(579e) In Situ Growth of ZIFs in Polybenzimidazole to Achieve Superior H2/CO2 Separation Performance

Polybenzimidazole (PBI) with a strong size-sieving ability and excellent thermal stability is a leading membrane material for H₂/CO₂ separation at elevated temperatures. For example, commercial m-PBI exhibited H₂ permeability of 9.0 Barrer and H₂/CO₂ selectivity of 14 at 100 ^oC. Incorporating porous fillers in polymers to form mixed matrix materials (MMMs) is an effective way to improve their performance. However, most porous fillers have lower H₂/CO₂ selectivity than PBI, leading to higher H₂ permeability but lower H₂/CO₂ selectivity in the MMMs. In this study, we demonstrate that ZIF nanoparticles (NPs) can be grown in-situ and grafted onto the PBI chains with excellent interfacial compatibility, which cross-links the polymer and increases simultaneously H₂ permeability and H₂/CO₂ selectivity. Specifically, the precursors of 2-methyimdazole (2-MI) and Zn(NO₃)₂•6H₂O for ZIF-8 are added to PBI/dimethylformamide solutions. The 2-MI and Zn²⁺ ions form ZIF-8 NPs, increasing gas permeability. Moreover, the imidazole rings on the PBI chains react with 2-MI and Zn²⁺ to form ZIF-7/8 structures, which cross-link PBI chains and enhance their size-sieving ability.

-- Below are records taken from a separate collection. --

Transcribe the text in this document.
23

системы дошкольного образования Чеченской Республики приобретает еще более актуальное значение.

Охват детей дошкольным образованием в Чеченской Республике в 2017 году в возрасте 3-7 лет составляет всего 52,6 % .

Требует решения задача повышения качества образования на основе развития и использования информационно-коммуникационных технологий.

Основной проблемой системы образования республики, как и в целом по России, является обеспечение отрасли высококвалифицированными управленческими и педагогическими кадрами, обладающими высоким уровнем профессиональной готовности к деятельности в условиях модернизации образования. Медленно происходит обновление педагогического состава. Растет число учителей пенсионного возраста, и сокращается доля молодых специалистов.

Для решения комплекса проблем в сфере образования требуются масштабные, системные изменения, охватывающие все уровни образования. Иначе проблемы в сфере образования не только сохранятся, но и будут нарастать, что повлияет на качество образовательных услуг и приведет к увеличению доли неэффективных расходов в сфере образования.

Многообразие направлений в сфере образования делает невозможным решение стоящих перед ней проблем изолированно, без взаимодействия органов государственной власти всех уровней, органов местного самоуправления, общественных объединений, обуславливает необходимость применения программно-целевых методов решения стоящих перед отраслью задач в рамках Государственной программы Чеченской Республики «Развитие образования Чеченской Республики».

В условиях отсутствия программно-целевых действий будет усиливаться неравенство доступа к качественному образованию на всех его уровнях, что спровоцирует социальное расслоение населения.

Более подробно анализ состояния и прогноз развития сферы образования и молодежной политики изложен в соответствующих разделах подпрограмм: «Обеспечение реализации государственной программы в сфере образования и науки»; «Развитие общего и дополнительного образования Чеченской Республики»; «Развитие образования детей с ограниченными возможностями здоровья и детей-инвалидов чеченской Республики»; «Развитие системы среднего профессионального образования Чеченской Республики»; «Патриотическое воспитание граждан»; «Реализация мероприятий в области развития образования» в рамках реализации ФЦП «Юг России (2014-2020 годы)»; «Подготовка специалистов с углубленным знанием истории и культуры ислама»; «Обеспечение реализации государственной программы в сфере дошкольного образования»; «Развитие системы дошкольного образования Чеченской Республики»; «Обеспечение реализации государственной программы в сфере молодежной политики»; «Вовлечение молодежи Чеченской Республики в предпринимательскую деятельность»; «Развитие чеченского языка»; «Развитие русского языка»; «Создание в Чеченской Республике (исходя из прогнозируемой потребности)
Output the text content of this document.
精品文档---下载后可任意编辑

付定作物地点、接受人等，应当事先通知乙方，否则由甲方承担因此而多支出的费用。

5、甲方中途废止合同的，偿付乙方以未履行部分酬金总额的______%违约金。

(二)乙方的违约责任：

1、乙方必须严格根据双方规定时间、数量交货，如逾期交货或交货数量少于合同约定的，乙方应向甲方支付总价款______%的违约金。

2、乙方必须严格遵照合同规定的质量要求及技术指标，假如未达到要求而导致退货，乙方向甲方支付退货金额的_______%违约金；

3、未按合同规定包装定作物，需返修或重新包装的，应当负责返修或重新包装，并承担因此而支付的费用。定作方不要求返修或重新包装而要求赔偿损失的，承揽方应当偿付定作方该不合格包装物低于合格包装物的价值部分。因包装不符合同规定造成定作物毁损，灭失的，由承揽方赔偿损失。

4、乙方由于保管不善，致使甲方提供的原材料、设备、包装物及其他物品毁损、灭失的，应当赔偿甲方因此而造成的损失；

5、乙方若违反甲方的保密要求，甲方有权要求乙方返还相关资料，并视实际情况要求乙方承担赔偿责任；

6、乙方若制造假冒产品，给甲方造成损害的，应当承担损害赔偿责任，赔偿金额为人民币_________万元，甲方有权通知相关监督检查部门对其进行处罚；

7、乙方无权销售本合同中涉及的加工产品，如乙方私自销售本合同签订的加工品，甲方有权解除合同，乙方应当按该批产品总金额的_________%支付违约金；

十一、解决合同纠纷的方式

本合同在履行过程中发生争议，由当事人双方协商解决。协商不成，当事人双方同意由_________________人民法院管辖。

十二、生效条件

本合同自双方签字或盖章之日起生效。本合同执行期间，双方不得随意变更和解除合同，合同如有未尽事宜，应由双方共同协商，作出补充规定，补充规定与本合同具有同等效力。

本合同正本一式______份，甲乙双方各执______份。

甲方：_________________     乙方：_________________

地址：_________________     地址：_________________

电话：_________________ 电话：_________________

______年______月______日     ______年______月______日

The structures of MMMs were thoroughly characterized using FTIR, WXRD, TGA, and SEM. The ZIF-8 NPs have sizes of 0.7 - 1 μm, and ZIF-7/8 structures distribute evenly in the films. For example, an MMM containing 9.3 wt% ZIF-7/8 structures and 5.6 wt% ZIF-8 NPs exhibits H₂ permeability of 12 Barrer and H₂/CO₂ selectivity of 29 at 100 ^oC, surpassing the Robeson upper bound. Moreover, this MMM shows stable H₂/CO₂ separation performance (H₂ permeability of 11 Barrer and H₂/CO₂ selectivity of 21) when challenged with simulated syngas at 100 ^oC, indicating the great potential for practical application. This work presents a highly effective approach to prepare MMMs with great interfacial compatibility, high free volume, and strong size-sieving ability.